The Mill Chute was a ride at Hersheypark from 1929 until 1972. Milton S. Hershey purchased the ride from the Philadelphia Toboggan Company when the decision was made to build a new pool and drain the existing pool and neighboring lake in Comet Hollow. In 1963, the ride was renovated and rethemed. It was renamed Lost River and maintained that theme until 1972. During the 1972 season Hurricane Agnes struck Hershey, and the resulting flood of the park caused irreparable damage to the ride. As a result, the ride was closed for the remainder of the 1972 season and was torn down in the off season.

==History==
=== Mill Chute: 1929–1962 ===

Milton S. Hershey, owner of what was then called Hershey Amusement Park, made the decision build a new pool for the park in 1929. The original pool, in the park since 1908, was drained and filled in with dirt and gravel. The result left an open space in the park, and the first ride purchased to fill that void was the Mill Chute.

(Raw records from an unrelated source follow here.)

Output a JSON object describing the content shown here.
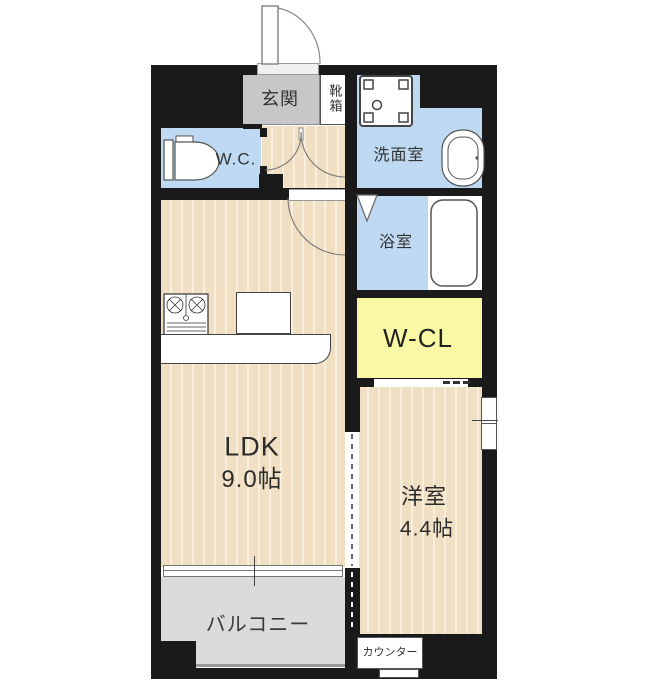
{
  "floor_plan": {
    "rooms": {
      "genkan": "玄関",
      "shoe_box": "靴箱",
      "wc": "W.C.",
      "washroom": "洗面室",
      "bathroom": "浴室",
      "walk_in_closet": "W-CL",
      "ldk_name": "LDK",
      "ldk_size": "9.0帖",
      "western_room_name": "洋室",
      "western_room_size": "4.4帖",
      "balcony": "バルコニー",
      "counter": "カウンター"
    },
    "colors": {
      "wall": "#1a1a1a",
      "water_area_blue": "#bed9f1",
      "flooring": "#f1dfc3",
      "flooring_stripe": "#f9efde",
      "closet_yellow": "#f9f9a5",
      "entrance_gray": "#c7c7c9",
      "balcony_gray": "#dbdbdd",
      "fixture_white": "#ffffff"
    },
    "icons": [
      "entrance-door-icon",
      "toilet-icon",
      "washing-machine-icon",
      "washbasin-icon",
      "bathtub-icon",
      "stove-icon",
      "kitchen-sink-icon",
      "door-swing-icon",
      "folding-door-icon",
      "sliding-window-icon",
      "sliding-partition-icon"
    ]
  }
}
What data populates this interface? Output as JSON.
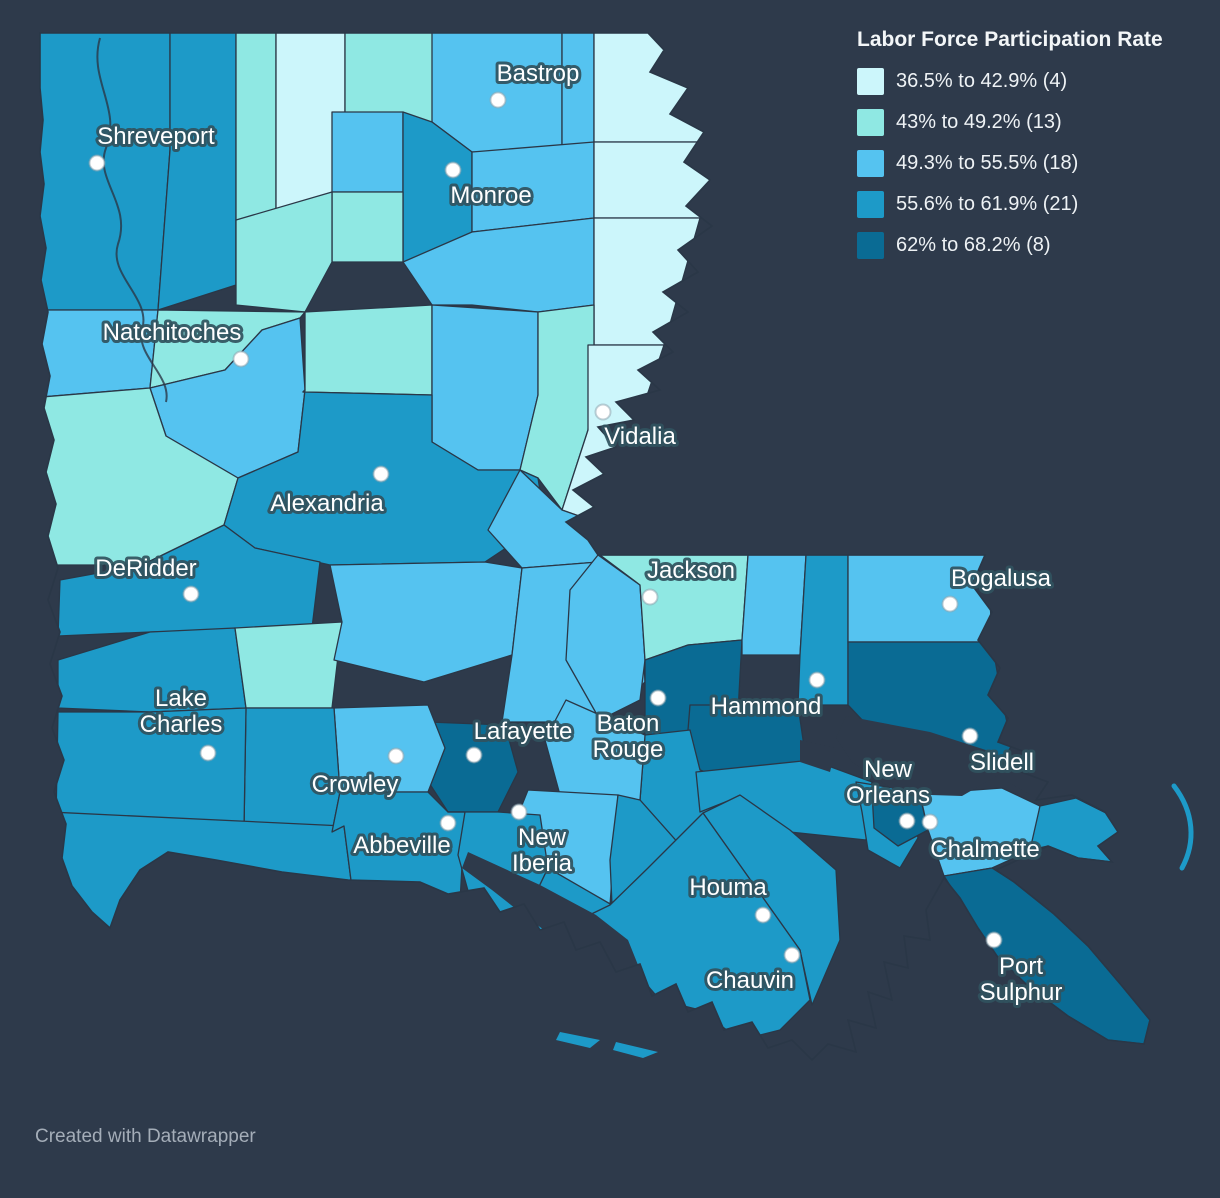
{
  "legend": {
    "title": "Labor Force Participation Rate",
    "items": [
      {
        "label": "36.5% to 42.9% (4)",
        "color": "#ccf6fb"
      },
      {
        "label": "43% to 49.2% (13)",
        "color": "#8fe8e3"
      },
      {
        "label": "49.3% to 55.5% (18)",
        "color": "#55c3f0"
      },
      {
        "label": "55.6% to 61.9% (21)",
        "color": "#1d9ac8"
      },
      {
        "label": "62% to 68.2% (8)",
        "color": "#0a6b94"
      }
    ]
  },
  "map": {
    "region": "Louisiana parishes choropleth",
    "background": "#2e3a4b",
    "border_color": "#2a3747",
    "label_color": "#ffffff",
    "label_halo": "#31525e",
    "cities": [
      {
        "name": "Shreveport",
        "x": 97,
        "y": 163,
        "lines": [
          "Shreveport"
        ],
        "lx": 156,
        "ly": 144
      },
      {
        "name": "Bastrop",
        "x": 498,
        "y": 100,
        "lines": [
          "Bastrop"
        ],
        "lx": 538,
        "ly": 81
      },
      {
        "name": "Monroe",
        "x": 453,
        "y": 170,
        "lines": [
          "Monroe"
        ],
        "lx": 491,
        "ly": 203
      },
      {
        "name": "Natchitoches",
        "x": 241,
        "y": 359,
        "lines": [
          "Natchitoches"
        ],
        "lx": 172,
        "ly": 340
      },
      {
        "name": "Vidalia",
        "x": 603,
        "y": 412,
        "lines": [
          "Vidalia"
        ],
        "lx": 640,
        "ly": 444
      },
      {
        "name": "Alexandria",
        "x": 381,
        "y": 474,
        "lines": [
          "Alexandria"
        ],
        "lx": 327,
        "ly": 511
      },
      {
        "name": "DeRidder",
        "x": 191,
        "y": 594,
        "lines": [
          "DeRidder"
        ],
        "lx": 146,
        "ly": 576
      },
      {
        "name": "Jackson",
        "x": 650,
        "y": 597,
        "lines": [
          "Jackson"
        ],
        "lx": 691,
        "ly": 578
      },
      {
        "name": "Bogalusa",
        "x": 950,
        "y": 604,
        "lines": [
          "Bogalusa"
        ],
        "lx": 1001,
        "ly": 586
      },
      {
        "name": "Lake Charles",
        "x": 208,
        "y": 753,
        "lines": [
          "Lake",
          "Charles"
        ],
        "lx": 181,
        "ly": 706
      },
      {
        "name": "Crowley",
        "x": 396,
        "y": 756,
        "lines": [
          "Crowley"
        ],
        "lx": 355,
        "ly": 792
      },
      {
        "name": "Lafayette",
        "x": 474,
        "y": 755,
        "lines": [
          "Lafayette"
        ],
        "lx": 523,
        "ly": 739
      },
      {
        "name": "Baton Rouge",
        "x": 658,
        "y": 698,
        "lines": [
          "Baton",
          "Rouge"
        ],
        "lx": 628,
        "ly": 731
      },
      {
        "name": "Hammond",
        "x": 817,
        "y": 680,
        "lines": [
          "Hammond"
        ],
        "lx": 766,
        "ly": 714
      },
      {
        "name": "New Orleans",
        "x": 907,
        "y": 821,
        "lines": [
          "New",
          "Orleans"
        ],
        "lx": 888,
        "ly": 777
      },
      {
        "name": "Slidell",
        "x": 970,
        "y": 736,
        "lines": [
          "Slidell"
        ],
        "lx": 1002,
        "ly": 770
      },
      {
        "name": "Chalmette",
        "x": 930,
        "y": 822,
        "lines": [
          "Chalmette"
        ],
        "lx": 985,
        "ly": 857
      },
      {
        "name": "Abbeville",
        "x": 448,
        "y": 823,
        "lines": [
          "Abbeville"
        ],
        "lx": 402,
        "ly": 853
      },
      {
        "name": "New Iberia",
        "x": 519,
        "y": 812,
        "lines": [
          "New",
          "Iberia"
        ],
        "lx": 542,
        "ly": 845
      },
      {
        "name": "Houma",
        "x": 763,
        "y": 915,
        "lines": [
          "Houma"
        ],
        "lx": 728,
        "ly": 895
      },
      {
        "name": "Chauvin",
        "x": 792,
        "y": 955,
        "lines": [
          "Chauvin"
        ],
        "lx": 750,
        "ly": 988
      },
      {
        "name": "Port Sulphur",
        "x": 994,
        "y": 940,
        "lines": [
          "Port",
          "Sulphur"
        ],
        "lx": 1021,
        "ly": 974
      }
    ]
  },
  "footer": {
    "credit": "Created with Datawrapper"
  }
}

=== Lost River: 1963–1972 ===

The Mill Chute was renovated and rethemed for the 1963 season as the ride had been falling into disrepair. The Lost River operated through the beginning of the 1972 season. Due to a large amount of rain from Hurricane Agnes, Hersheypark experienced an unprecedented flood which resulted in the destruction of the Lost River. Due to the damage the ride sustained from the flood waters, the ride was inoperable and unrepairable.

The Lost River was replaced by the Coal Cracker, built on the hill above Spring Creek, for the 1973 season. The Lost River's space was never truly replaced until the Great Bear steel coaster was built in 1998; its second and largest drop, vertical loop and Immelman element are located in the same location as the Mill Chute.